When this modification is added to a pistol or revolver as a second vertical foregrip, it changes the design of the weapon, necessitating two hands to fire it. This renders the item inconsistent with its original use, which designates it as an AOW under the National Firearms Act.
There have been surprisingly few iterations of the National Firearms Act since 1934. The Gun Control Act of 1968 expanded its scope to include destructive devices and various parts used in the construction of machine guns and changed the some of the rules regarding registration. The Firearm Owner’s Protection Act prohibited civilian machine gun possession for those weapons manufactured and registered before 1986.
Various opinion letters have added and removed details of the requirements for specific weapons over the years as technology has changed, but the main tenets of the NFA have remained the same.
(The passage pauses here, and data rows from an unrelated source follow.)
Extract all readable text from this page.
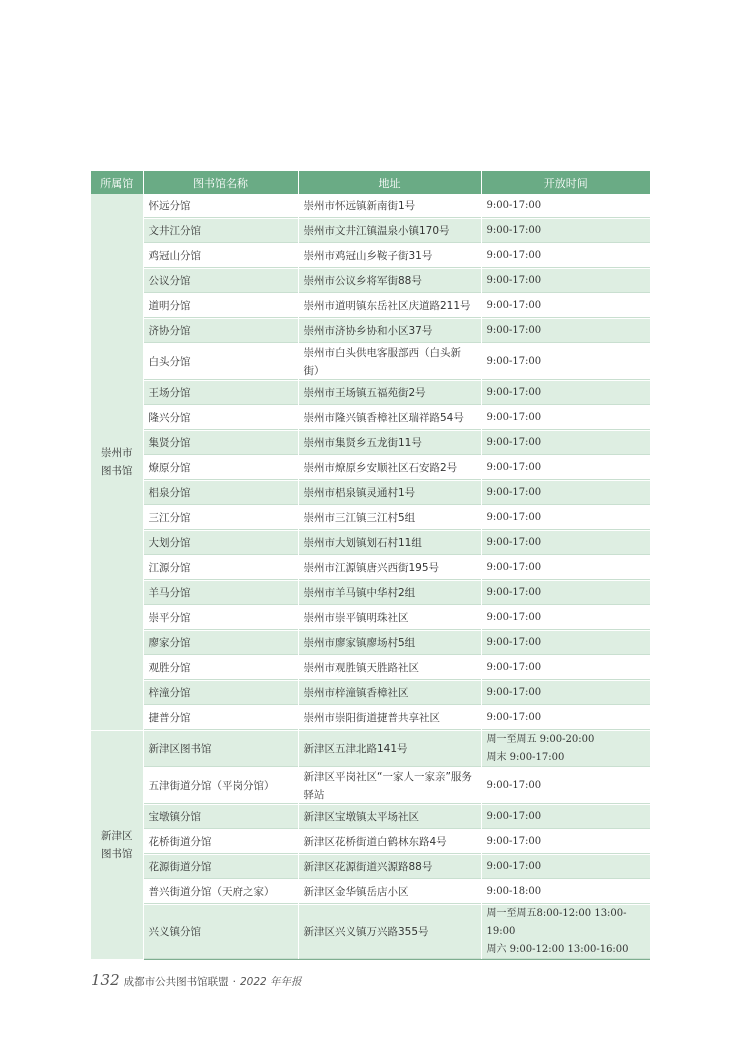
所属馆	图书馆名称	地址	开放时间
崇州市
图书馆	怀远分馆	崇州市怀远镇新南街1号	9:00-17:00
	文井江分馆	崇州市文井江镇温泉小镇170号	9:00-17:00
	鸡冠山分馆	崇州市鸡冠山乡鞍子街31号	9:00-17:00
	公议分馆	崇州市公议乡将军街88号	9:00-17:00
	道明分馆	崇州市道明镇东岳社区庆道路211号	9:00-17:00
	济协分馆	崇州市济协乡协和小区37号	9:00-17:00
	白头分馆	崇州市白头供电客服部西（白头新街）	9:00-17:00
	王场分馆	崇州市王场镇五福苑街2号	9:00-17:00
	隆兴分馆	崇州市隆兴镇香樟社区瑞祥路54号	9:00-17:00
	集贤分馆	崇州市集贤乡五龙街11号	9:00-17:00
	燎原分馆	崇州市燎原乡安顺社区石安路2号	9:00-17:00
	梠泉分馆	崇州市梠泉镇灵通村1号	9:00-17:00
	三江分馆	崇州市三江镇三江村5组	9:00-17:00
	大划分馆	崇州市大划镇划石村11组	9:00-17:00
	江源分馆	崇州市江源镇唐兴西街195号	9:00-17:00
	羊马分馆	崇州市羊马镇中华村2组	9:00-17:00
	崇平分馆	崇州市崇平镇明珠社区	9:00-17:00
	廖家分馆	崇州市廖家镇廖场村5组	9:00-17:00
	观胜分馆	崇州市观胜镇天胜路社区	9:00-17:00
	梓潼分馆	崇州市梓潼镇香樟社区	9:00-17:00
	捷普分馆	崇州市崇阳街道捷普共享社区	9:00-17:00
新津区
图书馆	新津区图书馆	新津区五津北路141号	周一至周五 9:00-20:00
周末 9:00-17:00
	五津街道分馆（平岗分馆）	新津区平岗社区“一家人一家亲”服务驿站	9:00-17:00
	宝墩镇分馆	新津区宝墩镇太平场社区	9:00-17:00
	花桥街道分馆	新津区花桥街道白鹤林东路4号	9:00-17:00
	花源街道分馆	新津区花源街道兴源路88号	9:00-17:00
	普兴街道分馆（天府之家）	新津区金华镇岳店小区	9:00-18:00
	兴义镇分馆	新津区兴义镇万兴路355号	周一至周五8:00-12:00 13:00-19:00
周六 9:00-12:00 13:00-16:00
132 成都市公共图书馆联盟 · 2022 年年报
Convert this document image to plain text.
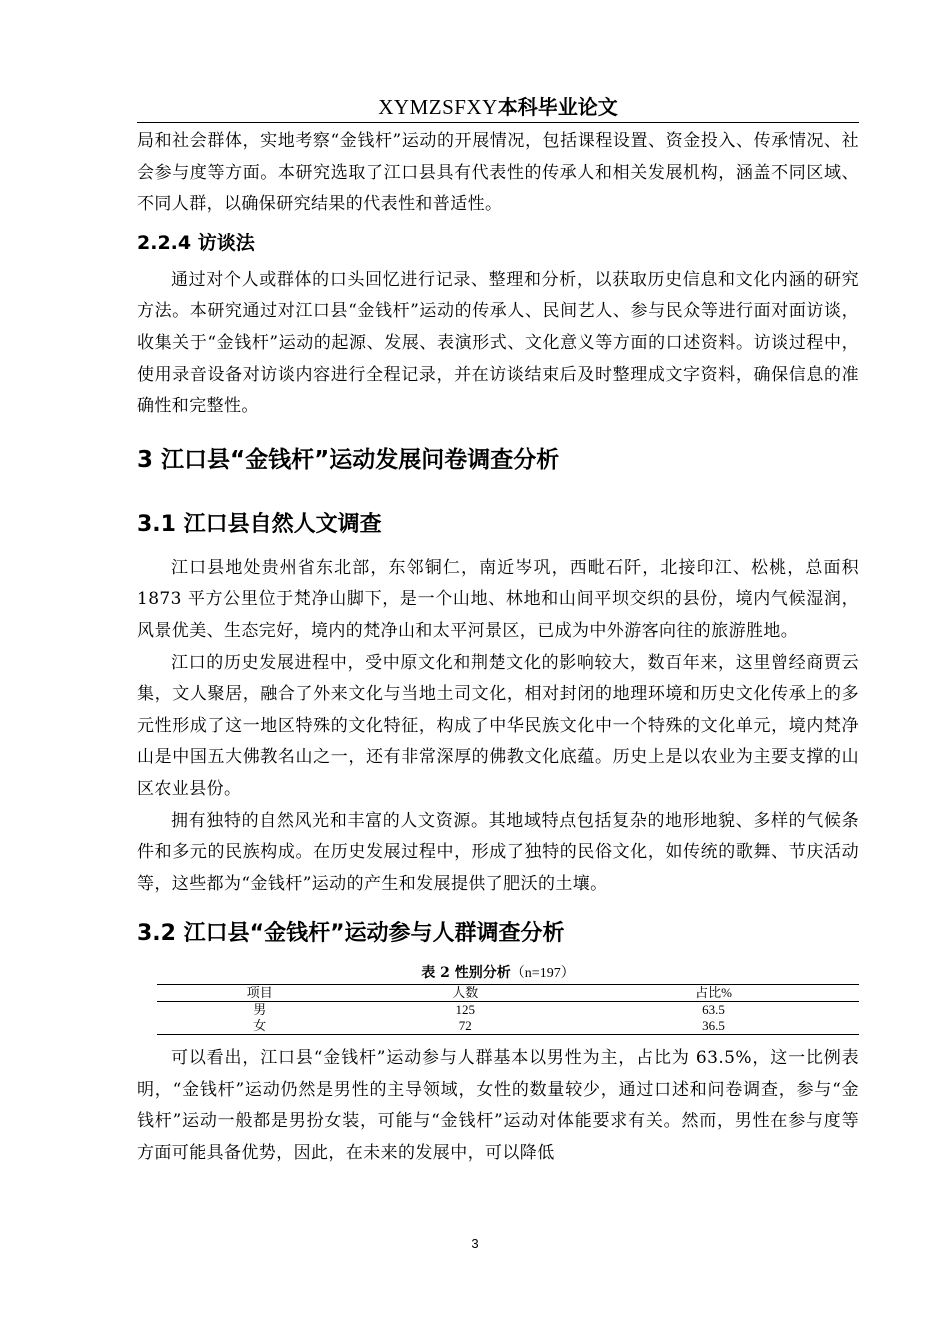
XYMZSFXY本科毕业论文

局和社会群体，实地考察“金钱杆”运动的开展情况，包括课程设置、资金投入、传承情况、社会参与度等方面。本研究选取了江口县具有代表性的传承人和相关发展机构，涵盖不同区域、不同人群，以确保研究结果的代表性和普适性。

2.2.4 访谈法

通过对个人或群体的口头回忆进行记录、整理和分析，以获取历史信息和文化内涵的研究方法。本研究通过对江口县“金钱杆”运动的传承人、民间艺人、参与民众等进行面对面访谈，收集关于“金钱杆”运动的起源、发展、表演形式、文化意义等方面的口述资料。访谈过程中，使用录音设备对访谈内容进行全程记录，并在访谈结束后及时整理成文字资料，确保信息的准确性和完整性。

3 江口县“金钱杆”运动发展问卷调查分析
3.1 江口县自然人文调查

江口县地处贵州省东北部，东邻铜仁，南近岑巩，西毗石阡，北接印江、松桃，总面积 1873 平方公里位于梵净山脚下，是一个山地、林地和山间平坝交织的县份，境内气候湿润，风景优美、生态完好，境内的梵净山和太平河景区，已成为中外游客向往的旅游胜地。

江口的历史发展进程中，受中原文化和荆楚文化的影响较大，数百年来，这里曾经商贾云集，文人聚居，融合了外来文化与当地土司文化，相对封闭的地理环境和历史文化传承上的多元性形成了这一地区特殊的文化特征，构成了中华民族文化中一个特殊的文化单元，境内梵净山是中国五大佛教名山之一，还有非常深厚的佛教文化底蕴。历史上是以农业为主要支撑的山区农业县份。

拥有独特的自然风光和丰富的人文资源。其地域特点包括复杂的地形地貌、多样的气候条件和多元的民族构成。在历史发展过程中，形成了独特的民俗文化，如传统的歌舞、节庆活动等，这些都为“金钱杆”运动的产生和发展提供了肥沃的土壤。

3.2 江口县“金钱杆”运动参与人群调查分析

表 2 性别分析（n=197）

项目	人数	占比%
男	125	63.5
女	72	36.5

可以看出，江口县“金钱杆”运动参与人群基本以男性为主，占比为 63.5%，这一比例表明，“金钱杆”运动仍然是男性的主导领域，女性的数量较少，通过口述和问卷调查，参与“金钱杆”运动一般都是男扮女装，可能与“金钱杆”运动对体能要求有关。然而，男性在参与度等方面可能具备优势，因此，在未来的发展中，可以降低

3
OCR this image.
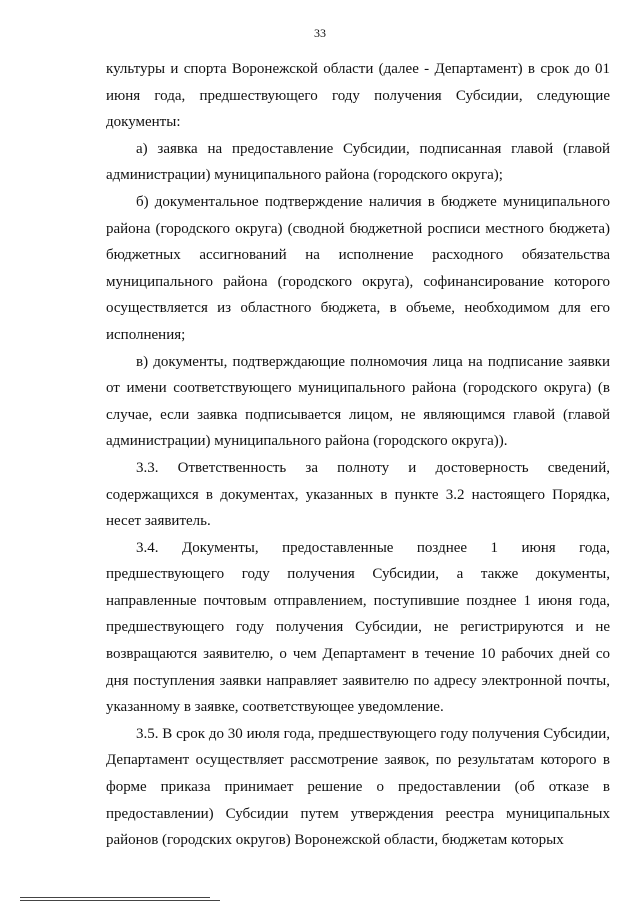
33

культуры и спорта Воронежской области (далее - Департамент) в срок до 01 июня года, предшествующего году получения Субсидии, следующие документы:

а) заявка на предоставление Субсидии, подписанная главой (главой администрации) муниципального района (городского округа);

б) документальное подтверждение наличия в бюджете муниципального района (городского округа) (сводной бюджетной росписи местного бюджета) бюджетных ассигнований на исполнение расходного обязательства муниципального района (городского округа), софинансирование которого осуществляется из областного бюджета, в объеме, необходимом для его исполнения;

в) документы, подтверждающие полномочия лица на подписание заявки от имени соответствующего муниципального района (городского округа) (в случае, если заявка подписывается лицом, не являющимся главой (главой администрации) муниципального района (городского округа)).

3.3. Ответственность за полноту и достоверность сведений, содержащихся в документах, указанных в пункте 3.2 настоящего Порядка, несет заявитель.

3.4. Документы, предоставленные позднее 1 июня года, предшествующего году получения Субсидии, а также документы, направленные почтовым отправлением, поступившие позднее 1 июня года, предшествующего году получения Субсидии, не регистрируются и не возвращаются заявителю, о чем Департамент в течение 10 рабочих дней со дня поступления заявки направляет заявителю по адресу электронной почты, указанному в заявке, соответствующее уведомление.

3.5. В срок до 30 июля года, предшествующего году получения Субсидии, Департамент осуществляет рассмотрение заявок, по результатам которого в форме приказа принимает решение о предоставлении (об отказе в предоставлении) Субсидии путем утверждения реестра муниципальных районов (городских округов) Воронежской области, бюджетам которых
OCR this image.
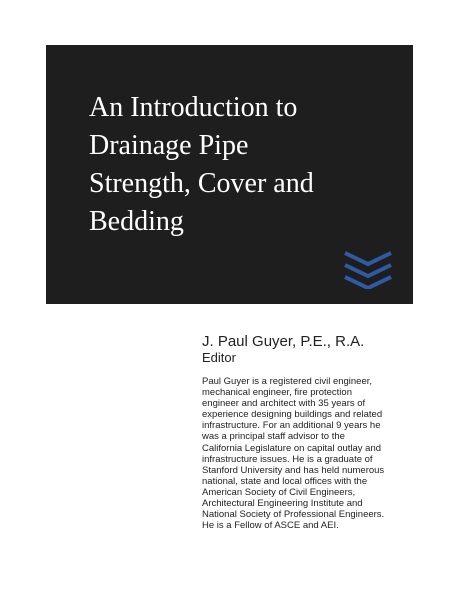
An Introduction to
Drainage Pipe
Strength, Cover and
Bedding

J. Paul Guyer, P.E., R.A.

Editor

Paul Guyer is a registered civil engineer,
mechanical engineer, fire protection
engineer and architect with 35 years of
experience designing buildings and related
infrastructure. For an additional 9 years he
was a principal staff advisor to the
California Legislature on capital outlay and
infrastructure issues. He is a graduate of
Stanford University and has held numerous
national, state and local offices with the
American Society of Civil Engineers,
Architectural Engineering Institute and
National Society of Professional Engineers.
He is a Fellow of ASCE and AEI.
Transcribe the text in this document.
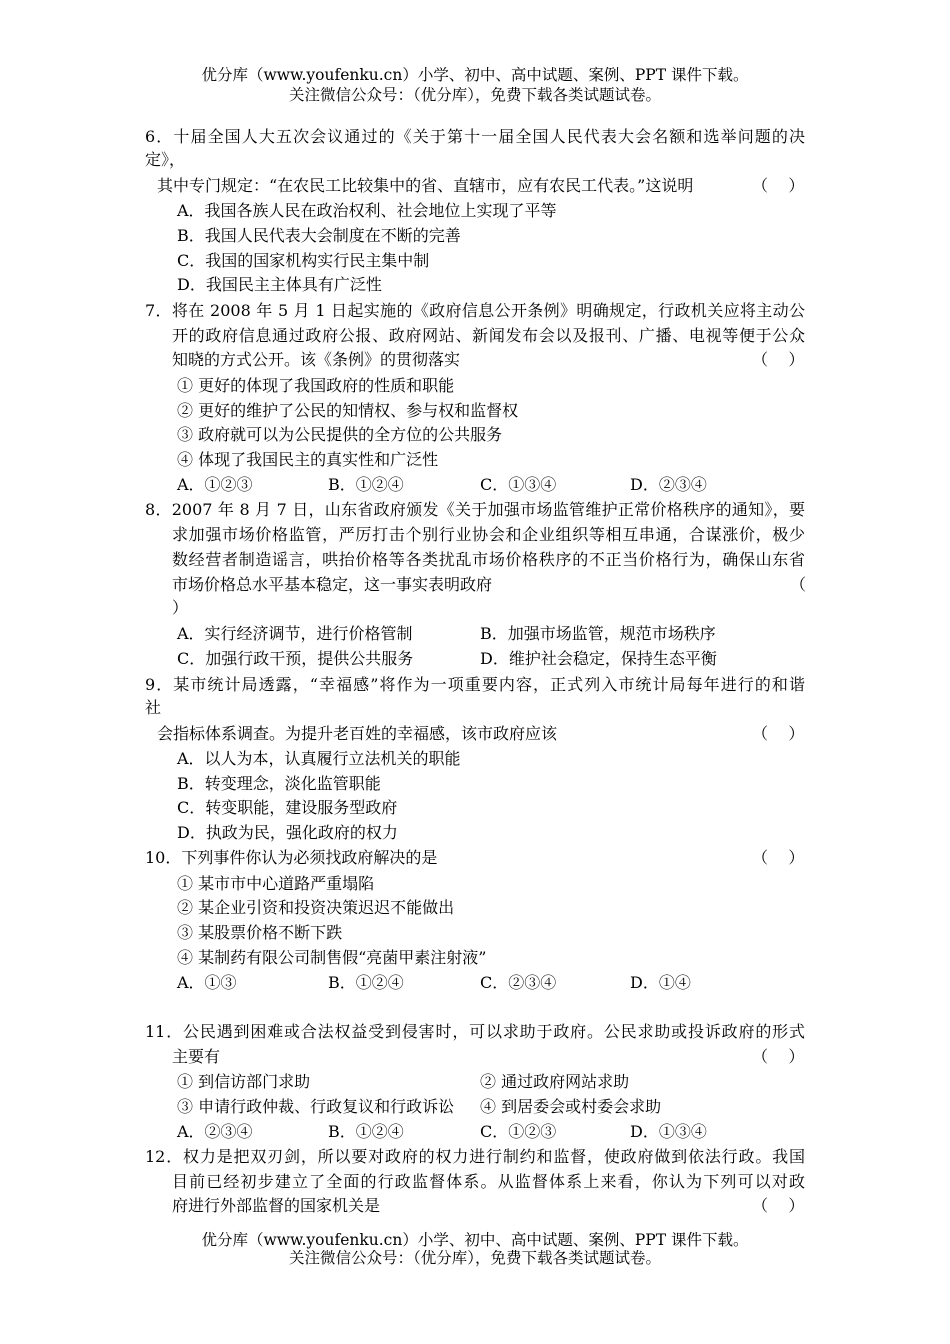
优分库（www.youfenku.cn）小学、初中、高中试题、案例、PPT 课件下载。
关注微信公众号：（优分库），免费下载各类试题试卷。
6．十届全国人大五次会议通过的《关于第十一届全国人民代表大会名额和选举问题的决
定》，
其中专门规定：“在农民工比较集中的省、直辖市，应有农民工代表。”这说明	（    ）
A．我国各族人民在政治权利、社会地位上实现了平等
B．我国人民代表大会制度在不断的完善
C．我国的国家机构实行民主集中制
D．我国民主主体具有广泛性
7．将在 2008 年 5 月 1 日起实施的《政府信息公开条例》明确规定，行政机关应将主动公
开的政府信息通过政府公报、政府网站、新闻发布会以及报刊、广播、电视等便于公众
知晓的方式公开。该《条例》的贯彻落实	（    ）
① 更好的体现了我国政府的性质和职能
② 更好的维护了公民的知情权、参与权和监督权
③ 政府就可以为公民提供的全方位的公共服务
④ 体现了我国民主的真实性和广泛性
A．①②③	B．①②④	C．①③④	D．②③④
8．2007 年 8 月 7 日，山东省政府颁发《关于加强市场监管维护正常价格秩序的通知》，要
求加强市场价格监管，严厉打击个别行业协会和企业组织等相互串通，合谋涨价，极少
数经营者制造谣言，哄抬价格等各类扰乱市场价格秩序的不正当价格行为，确保山东省
市场价格总水平基本稳定，这一事实表明政府	（
）
A．实行经济调节，进行价格管制	B．加强市场监管，规范市场秩序
C．加强行政干预，提供公共服务	D．维护社会稳定，保持生态平衡
9．某市统计局透露，“幸福感”将作为一项重要内容，正式列入市统计局每年进行的和谐
社
会指标体系调查。为提升老百姓的幸福感，该市政府应该	（    ）
A．以人为本，认真履行立法机关的职能
B．转变理念，淡化监管职能
C．转变职能，建设服务型政府
D．执政为民，强化政府的权力
10．下列事件你认为必须找政府解决的是	（    ）
① 某市市中心道路严重塌陷
② 某企业引资和投资决策迟迟不能做出
③ 某股票价格不断下跌
④ 某制药有限公司制售假“亮菌甲素注射液”
A．①③	B．①②④	C．②③④	D．①④
11．公民遇到困难或合法权益受到侵害时，可以求助于政府。公民求助或投诉政府的形式
主要有	（    ）
① 到信访部门求助	② 通过政府网站求助
③ 申请行政仲裁、行政复议和行政诉讼 ④ 到居委会或村委会求助
A．②③④	B．①②④	C．①②③	D．①③④
12．权力是把双刃剑，所以要对政府的权力进行制约和监督，使政府做到依法行政。我国
目前已经初步建立了全面的行政监督体系。从监督体系上来看，你认为下列可以对政
府进行外部监督的国家机关是	（    ）
优分库（www.youfenku.cn）小学、初中、高中试题、案例、PPT 课件下载。
关注微信公众号：（优分库），免费下载各类试题试卷。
Through this system, all regulated items are applied for, registered, and taxed, and the details of the weapons and their owners are stored in a national database.
It has been a remarkably effective system for reducing the use of these kinds of weapons in crimes, as they are difficult to obtain and their mere possession is a felony. Although in recent years, gun control advocates have pushed for the inclusion of all firearms into a similar system, it remains one of the most polarizing and stagnant issues in American politics today.